No passado dia 28 de junho fui convidado pelo clube UFAD - Judo Alvor para num webinar que organizaram falar sobre o tema "Desafios dos treinadores e dos clubes durante e após o Covid-19".

Fico muito orgulhoso, enquanto pessoa do desporto, em poder colaborar com clubes e associações amadoras, com treinadores e dirigentes voluntários que dedicam o seu tempo (e a sua vida) ao desporto. Este clube é apenas um exemplo dos milhares que em Portugal contribuem para que o Desporto tenha o seu espaço na sociedade, contribuindo para o crescimento e desenvolvimento de centenas de milhares de crianças e jovens (os dados mais recentes da Pordata - 2018 - referem 391052 praticantes federados nos escalões de formação).

Nessa formação partilhei um conjunto de ideias e propostas com um denominador comum: a confiança. Não sei quantas vezes repeti essa palavra durante a formação mas até um dos slides tinha lá essa palavra escrita 5 vezes. Confiança!

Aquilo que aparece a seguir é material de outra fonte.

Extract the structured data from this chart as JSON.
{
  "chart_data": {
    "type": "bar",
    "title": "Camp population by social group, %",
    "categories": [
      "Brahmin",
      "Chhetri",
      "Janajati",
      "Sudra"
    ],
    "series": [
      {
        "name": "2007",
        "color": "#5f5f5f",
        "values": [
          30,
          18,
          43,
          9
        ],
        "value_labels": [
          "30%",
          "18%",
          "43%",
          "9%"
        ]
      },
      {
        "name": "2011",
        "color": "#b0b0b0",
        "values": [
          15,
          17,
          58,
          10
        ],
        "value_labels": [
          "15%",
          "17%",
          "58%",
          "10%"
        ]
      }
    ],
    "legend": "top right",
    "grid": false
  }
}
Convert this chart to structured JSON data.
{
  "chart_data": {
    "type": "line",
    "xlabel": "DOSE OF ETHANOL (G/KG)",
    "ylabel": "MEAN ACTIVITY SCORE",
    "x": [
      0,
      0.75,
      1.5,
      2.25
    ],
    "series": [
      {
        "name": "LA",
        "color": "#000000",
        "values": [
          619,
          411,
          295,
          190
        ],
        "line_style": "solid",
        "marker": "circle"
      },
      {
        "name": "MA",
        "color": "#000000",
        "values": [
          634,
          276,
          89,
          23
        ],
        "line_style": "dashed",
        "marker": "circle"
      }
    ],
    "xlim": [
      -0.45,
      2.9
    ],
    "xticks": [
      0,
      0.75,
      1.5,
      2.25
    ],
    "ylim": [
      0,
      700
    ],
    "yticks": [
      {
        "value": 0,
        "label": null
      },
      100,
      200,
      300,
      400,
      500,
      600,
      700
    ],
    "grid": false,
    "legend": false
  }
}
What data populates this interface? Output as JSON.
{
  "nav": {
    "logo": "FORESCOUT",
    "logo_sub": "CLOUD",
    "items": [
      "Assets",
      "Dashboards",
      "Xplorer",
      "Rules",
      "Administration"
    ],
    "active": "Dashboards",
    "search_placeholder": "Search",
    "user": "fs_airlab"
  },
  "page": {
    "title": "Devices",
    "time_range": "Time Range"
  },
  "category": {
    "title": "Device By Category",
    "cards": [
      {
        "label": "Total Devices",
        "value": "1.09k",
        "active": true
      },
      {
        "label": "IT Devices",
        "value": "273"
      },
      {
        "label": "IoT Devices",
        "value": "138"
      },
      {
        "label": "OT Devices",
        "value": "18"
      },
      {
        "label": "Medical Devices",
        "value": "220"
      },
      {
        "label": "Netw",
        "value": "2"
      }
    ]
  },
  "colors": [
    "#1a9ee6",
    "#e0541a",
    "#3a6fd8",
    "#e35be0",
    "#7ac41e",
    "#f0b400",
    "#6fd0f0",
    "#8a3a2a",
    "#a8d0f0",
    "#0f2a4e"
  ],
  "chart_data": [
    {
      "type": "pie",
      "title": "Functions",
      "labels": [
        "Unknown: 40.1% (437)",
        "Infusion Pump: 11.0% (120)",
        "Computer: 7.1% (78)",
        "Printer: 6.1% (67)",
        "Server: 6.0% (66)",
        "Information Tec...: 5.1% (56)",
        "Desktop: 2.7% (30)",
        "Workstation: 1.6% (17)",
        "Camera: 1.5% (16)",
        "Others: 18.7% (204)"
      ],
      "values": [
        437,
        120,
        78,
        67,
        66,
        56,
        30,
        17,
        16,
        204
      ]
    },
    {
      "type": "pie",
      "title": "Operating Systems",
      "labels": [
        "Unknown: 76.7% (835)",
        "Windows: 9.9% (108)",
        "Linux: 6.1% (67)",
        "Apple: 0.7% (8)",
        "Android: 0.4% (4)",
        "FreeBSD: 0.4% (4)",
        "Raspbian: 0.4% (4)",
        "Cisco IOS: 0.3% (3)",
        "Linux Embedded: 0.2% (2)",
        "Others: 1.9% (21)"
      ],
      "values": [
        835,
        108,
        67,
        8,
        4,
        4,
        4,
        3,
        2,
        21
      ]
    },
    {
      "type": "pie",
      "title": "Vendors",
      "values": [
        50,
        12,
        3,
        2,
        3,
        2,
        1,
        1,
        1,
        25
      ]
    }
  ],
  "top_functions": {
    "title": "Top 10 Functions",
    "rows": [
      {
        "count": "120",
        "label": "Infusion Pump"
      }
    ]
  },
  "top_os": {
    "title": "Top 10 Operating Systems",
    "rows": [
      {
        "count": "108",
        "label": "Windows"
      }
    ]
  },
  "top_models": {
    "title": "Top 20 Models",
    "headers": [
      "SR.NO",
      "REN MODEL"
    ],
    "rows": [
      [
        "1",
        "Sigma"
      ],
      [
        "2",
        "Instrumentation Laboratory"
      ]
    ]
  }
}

Nos dias que vivemos, o papel mais importante dos Clubes das diversas modalidades, é o de conseguirem criar um clima de confianças para que os jovens atletas possam vir a retomar a sua prática com segurança. Para isso acontecer, é muito importante que o Clube, com destaque para os Treinadores e os Dirigentes, tenham contacto assíduo com os Pais e Encarregados de Educação, demonstrando todos os cuidados que a retoma da prática está a ter / vai ter. As questões de higiene do espaço desportivo, os circuitos para os praticantes se deslocarem, os locais para os pais esperarem por eles, a limpeza constante dos materiais a serem utilizados, são algumas das questões que os clubes devem ir esclarecendo, sem tabus. Todos já percebemos (e compreendemos) que o regresso completamente normal ainda vai demorar, mas o regresso possível pode ser positivo se tudo for tratado com cuidado, planeado. Aqui a bola está do lado dos clubes.

As Federações Desportivas têm um papel igualmente determinante. Cabe às Federações a iniciativa da construção de materiais e manuais de apoio que ajudem os clubes na abordagem ao treino e à competição. Também é importante que as Federações vão apresentando os cenários possíveis do calendário desportivo. Planos A, B ou mesmo C ajudam os clubes a organizarem-se. Por fim a questão do financiamento. As Federações têm a obrigação de estarem muito atentas aos seus filiados e ajudarem. Nesta fase o mais importante é claramente que clubes, treinadores, praticantes e dirigentes sintam que têm apoio da sua Federação. A tal confiança é transversal em todas as áreas do Desporto.

Finalmente também de referir o papel do Estado. A saúde e o bem estar dos cidadãos são a prioridade do estado. Ninguém tem dúvidas disso. Todos queremos ultrapassar a pandemia com o menor número de danos possíveis. O estado está a empenhar-se nisso, mas também tem de acompanhar as outras áreas da sociedade e, ao nível do desporto, é determinante que vá tomando as medidas necessárias para ajudar na confiança dos intervenientes desportivos. As condições da retoma, o seu planeamento e consequente acompanhamento são os fatores principais. Tal como ao nível das Federações Desportivas, também o estado tem de ter um Plano A, B e C pois ninguém tem garantias de como vão ser os próximos meses. Difíceis certamente.

No final da ação do dia 28 o meu colega de curso e amigo Paulo Nogueira (judoca de grande qualidade no passado, atualmente treinador de judo) enviou-me mensagem a dizer "saio desta ação com mais confiança, obrigado". Eu é que agradeço Paulo! Tu e todos os treinadores em Portugal têm esse papel de transmitir confiança aos pais e praticantes. Clubes e Federações vão ajudar, eu acredito. Confiança!